Way OT. But we're 1/3 of the way into end-of-summer weekend, so who's
checking the list anyway? Figure that gives me permission. And if anyone
feels like responding on Tuesday when you're back at the desk, that's just

Thursday was the big day. I waited til Friday.

Storm surf always tricks me. It looks so much smaller than it really is.
Yesterday looked almost tiny from the beach. Seaweed called it 3.5' and I've
had 3.5' Gilgo days where I felt like a grownup on a kiddie tricycle. And
without question, there were lengthy (40 seconds? wild guess) periods where
it was near flat between sets. But when these 10-second period, 3.5' rollers
rolled in, they packed some mass.

You could see it best on the water, looking at the waves in the distance.
Seen from afar, the waves' shape became apparent and they marched in like
mighty, weary soldiers from across the sea. The nearer waves' mass was more
felt--a long rising sensation, then a long float down--than seen.

They were ridable green for a long ways, way out farther than the surfers
waited, so I went out there to catch my share and then some. Large number of
times I felt myself sitting on top of the bulge, ju-uust on the edge of
catching it, and was able to speed up my stroke--to almost cartoonish fast
spinning--and have that make just enough difference to drop me down the
face.

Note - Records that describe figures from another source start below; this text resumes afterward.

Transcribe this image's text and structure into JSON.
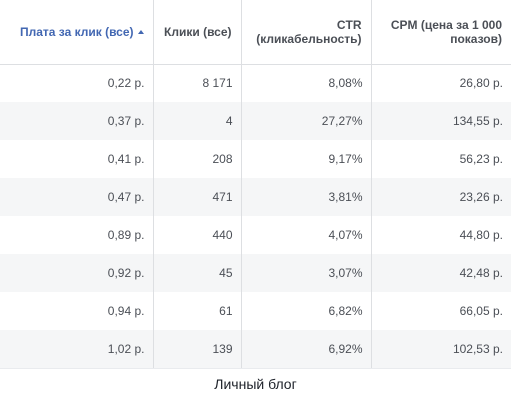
{
  "table": {
    "headers": [
      {
        "label": "Плата за клик (все)"
      },
      {
        "label": "Клики (все)"
      },
      {
        "label": "CTR (кликабельность)"
      },
      {
        "label": "CPM (цена за 1 000 показов)"
      }
    ],
    "rows": [
      {
        "cpc": "0,22 р.",
        "clicks": "8 171",
        "ctr": "8,08%",
        "cpm": "26,80 р."
      },
      {
        "cpc": "0,37 р.",
        "clicks": "4",
        "ctr": "27,27%",
        "cpm": "134,55 р."
      },
      {
        "cpc": "0,41 р.",
        "clicks": "208",
        "ctr": "9,17%",
        "cpm": "56,23 р."
      },
      {
        "cpc": "0,47 р.",
        "clicks": "471",
        "ctr": "3,81%",
        "cpm": "23,26 р."
      },
      {
        "cpc": "0,89 р.",
        "clicks": "440",
        "ctr": "4,07%",
        "cpm": "44,80 р."
      },
      {
        "cpc": "0,92 р.",
        "clicks": "45",
        "ctr": "3,07%",
        "cpm": "42,48 р."
      },
      {
        "cpc": "0,94 р.",
        "clicks": "61",
        "ctr": "6,82%",
        "cpm": "66,05 р."
      },
      {
        "cpc": "1,02 р.",
        "clicks": "139",
        "ctr": "6,92%",
        "cpm": "102,53 р."
      }
    ]
  },
  "caption": "Личный блог",
  "colors": {
    "accent": "#4267b2",
    "stripe": "#f5f6f7",
    "border": "#dddfe2"
  }
}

Nice.

Once on these giant green tortoises, it felt less like surfing a wave than
just elemental pure motion. There was no break to attain or outrun, or
pocket to catch. Just motion and turns. Pure physics. Felt I did more work
with my butt and less with my paddle than ever before. Again nice!

Is this where I put in the obligatory yoga section? Ok, good as any. Andrea,
your "tadasana hardest pose" comment was on my mind. (Tadasana, mountain
pose, looks like nothing more dramataic than standing up.) Yoga has so many
different ways of getting you to a similar place. A recent class of mine put
a lot of emphasis on a straight spine--all the way down to sitz
bones--within a forward fold. In other words, as the teacher mostly put it,
bend not from the waist, but from the tops of the thighs. That's pretty
similar to what tadasana is talking about, at least for the top half of your

And it's ideally suited to kayaking. More than anything, yesterday was about
sitting up straight, straight, straight in the boat. Wow, did it feel good.
Must've even looked funny sometimes. I'm recalling my last ride in, ending
with a long left in front of a big pile of foam, and me sitting up ramrod
straight, motionless, in my boat. I felt like a plastic toy.

Other yoga/boat connection yesterday was flexible hips. Been working on that
a lot lately, and I had a blast wiggling my kayak for the resulting,
aforementioned turns, made with body mass, not paddle. End of yoga.

The rides themselves. The green rollers did turn into breaking waves. If you
were waiting in closer to the surfers, the point where they walled up was
sudden and dramatic. They were well overhead at their peaks, though closer
to waist-high for most of the way in. Spent most of the middle parts of the
rides gunning to outrun the break, with some success. But even with success
you were soon confronted by the next A-frame's break approaching from in
front, and the only choice was which A-frame's foam pile you wanted to ride
in on, and whether to do so facing left or right. Not much style to it, but
still... bouncy fun.

Did get adept at, near shore, with the waves' power ebbing, dropping down in
front of the wave and doing a 270 to get pointed out and over the pile. Not
that I sliced through cleanly like you see on the video monitor, but I did
get enough momentum to paddle/climb/lurch my way over. Usually this happened
just a few feet from shore. It was high tide and the waves were breaking
close. That was a neat feeling, being closer to beach than to the break and
turning around and heading out. Also got a few "necklace" rides, where I'd
drop in, make my turn, then immediately start climbing to get up and back
over the top and stay off the sand. Short, they were, but fun, too.

Ride of the day was "made" by a surfer in my path as I dropped down left.
Cutting below him would have taken me too far off the wave's pitch, so I
went for the high road. Ended up in a place I've never been, moving fast to
my left way up high on top of the break. Felt like sitting on a cloud.
Thought "this is not going to end well," but to my surprise it did, and I
kind of floated down, still headed left, was then able to do a mini bottom
turn and climb up, over and off. Big smile for that one.

It was a fun, elemental day. Waves with more mass and power than shape and
size. Brilliant sun. Did a good first session, ate breakfast on the beach,
then did another, shorter session. The wind had turned onshore and the sets
gotten farther between. Headed home tired and happy.

Little side note: arrived at Gilgo parking lot at the painful hour of
8:05--damn you CrossBronx--paid my $40 and then felt like I owned the place.
Worth it. On occasion. (Gilgo is dirtbag free if you arrive before 8AM.)